Protest Leadership and Repertoire: A Comparative Analysis of Peasant Protest in Hunan in the 1990s (PDF)
Wu Zhang
Based on detailed ethnographic fieldwork, this paper compares two cases of peasant protest against heavy taxes and fees in a northern Hunan county in the 1990s. It argues that peasant protest did not arise spontaneously. Rather, it erupted when leaders emerged who used central policy documents on lowering peasant taxes and fees to mobilise peasants. Protest leaders were articulate and public-spirited peasants who had received political training from the local party-state. Furthermore, the number of leaders, their education level, and their relationship with the local party-state explain why the repertoire and the scope of the two protests varied. Protests led by less educated veteran Communist Party cadres tended to be milder and smaller than those led by better-educated peasants more distant from the local party-state. This paper helps us to understand the process of peasant mobilisation in contemporary China and explains why peasant protest varies across cases.
Yao Li
Can citizens in an authoritarian country like China influence policy implementation? Two types of scholarship indicate ways that they can: The first proposes that policy implementation is carried out through a fragmented authoritarian system that requires consultation and cooperation among various government units, and this system is amenable to pressure from outside groups.
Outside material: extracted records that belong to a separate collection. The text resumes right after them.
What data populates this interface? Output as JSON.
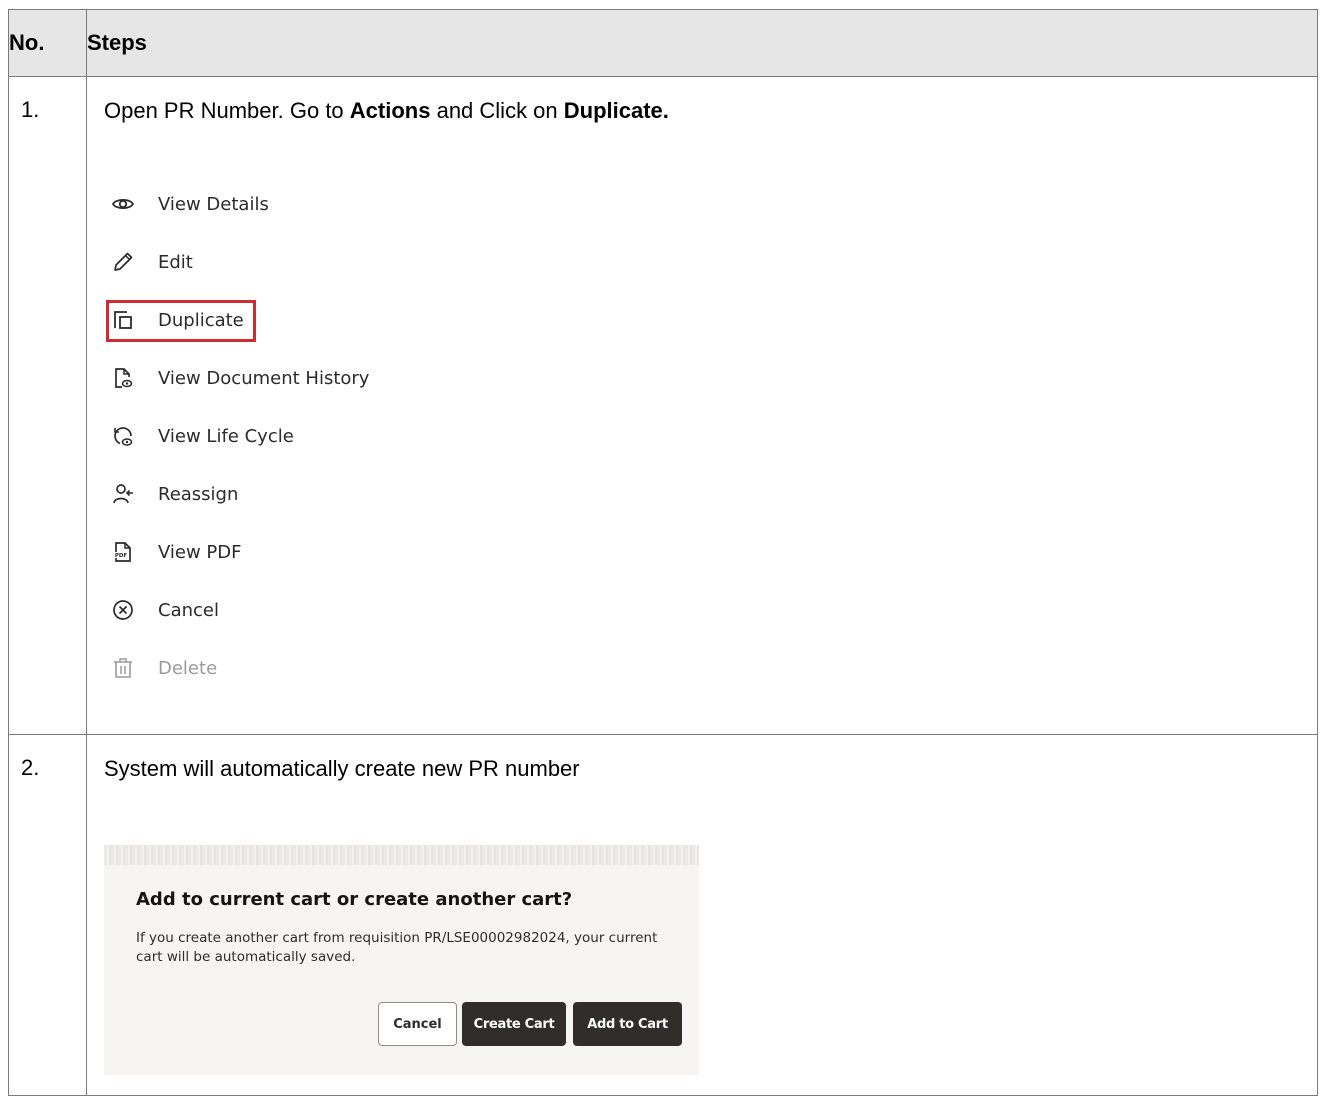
{
  "table": {
    "headers": {
      "no": "No.",
      "steps": "Steps"
    },
    "rows": [
      {
        "no": "1.",
        "text_parts": [
          "Open PR Number. Go to ",
          "Actions",
          " and Click on ",
          "Duplicate."
        ],
        "menu": [
          {
            "label": "View Details",
            "icon": "eye-icon"
          },
          {
            "label": "Edit",
            "icon": "pencil-icon"
          },
          {
            "label": "Duplicate",
            "icon": "duplicate-icon",
            "highlighted": true
          },
          {
            "label": "View Document History",
            "icon": "document-history-icon"
          },
          {
            "label": "View Life Cycle",
            "icon": "life-cycle-icon"
          },
          {
            "label": "Reassign",
            "icon": "reassign-user-icon"
          },
          {
            "label": "View PDF",
            "icon": "pdf-icon"
          },
          {
            "label": "Cancel",
            "icon": "cancel-circle-icon"
          },
          {
            "label": "Delete",
            "icon": "trash-icon",
            "disabled": true
          }
        ]
      },
      {
        "no": "2.",
        "text": "System will automatically create new PR number",
        "dialog": {
          "title": "Add to current cart or create another cart?",
          "message": "If you create another cart from requisition PR/LSE00002982024, your current cart will be automatically saved.",
          "buttons": {
            "cancel": "Cancel",
            "create": "Create Cart",
            "add": "Add to Cart"
          }
        }
      }
    ]
  },
  "colors": {
    "header_bg": "#e7e6e6",
    "highlight": "#cc2d32",
    "dialog_button": "#312d2a"
  }
}
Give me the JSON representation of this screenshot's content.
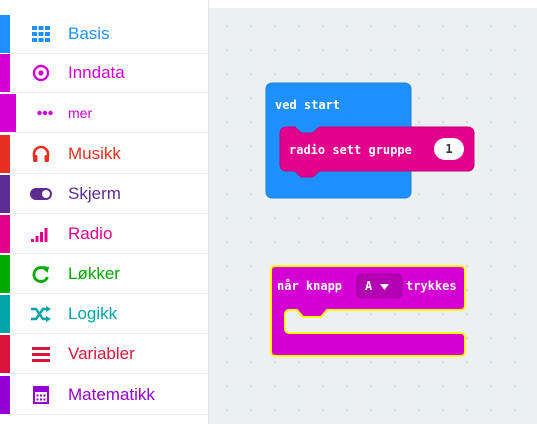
{
  "toolbox": {
    "categories": [
      {
        "label": "Basis",
        "color": "#1e90ff",
        "icon": "grid-icon"
      },
      {
        "label": "Inndata",
        "color": "#d400d4",
        "icon": "target-icon"
      },
      {
        "label": "mer",
        "color": "#d400d4",
        "icon": "ellipsis-icon"
      },
      {
        "label": "Musikk",
        "color": "#e63022",
        "icon": "headphones-icon"
      },
      {
        "label": "Skjerm",
        "color": "#5c2d91",
        "icon": "toggle-icon"
      },
      {
        "label": "Radio",
        "color": "#e3008c",
        "icon": "signal-bars-icon"
      },
      {
        "label": "Løkker",
        "color": "#00aa00",
        "icon": "refresh-icon"
      },
      {
        "label": "Logikk",
        "color": "#00a4a6",
        "icon": "shuffle-icon"
      },
      {
        "label": "Variabler",
        "color": "#dc143c",
        "icon": "list-icon"
      },
      {
        "label": "Matematikk",
        "color": "#9400d3",
        "icon": "calculator-icon"
      }
    ]
  },
  "blocks": {
    "on_start": {
      "label": "ved start",
      "color": "#1e90ff"
    },
    "radio_group": {
      "label": "radio sett gruppe",
      "value": "1",
      "color": "#e3008c"
    },
    "button_event": {
      "prefix": "når knapp",
      "button": "A",
      "suffix": "trykkes",
      "color": "#d400d4",
      "outline": "#ffff00"
    }
  }
}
The second examines institutional channels designed to handle grievances and bridge communication between citizens and the authorities. In this paper, I emphasize a link between these two bodies of scholarship, showing how protest channels are connected to the fragmented authoritarian system and how the imperative to maintain social stability leads higher-level authorities to resolve depart-mental conflicts in favour of protesters. I do this by examining a struggle against the privatization of a hospital in North China, a case that illustrates how protesters successfully employed both the petition system and the opportunities offered by the fragmented authoritarian system to develop powerful alliances, to peacefully pressure top local authorities to intervene and to overcome opposition in the local government, leading to finalizing the municipalization of the hospital.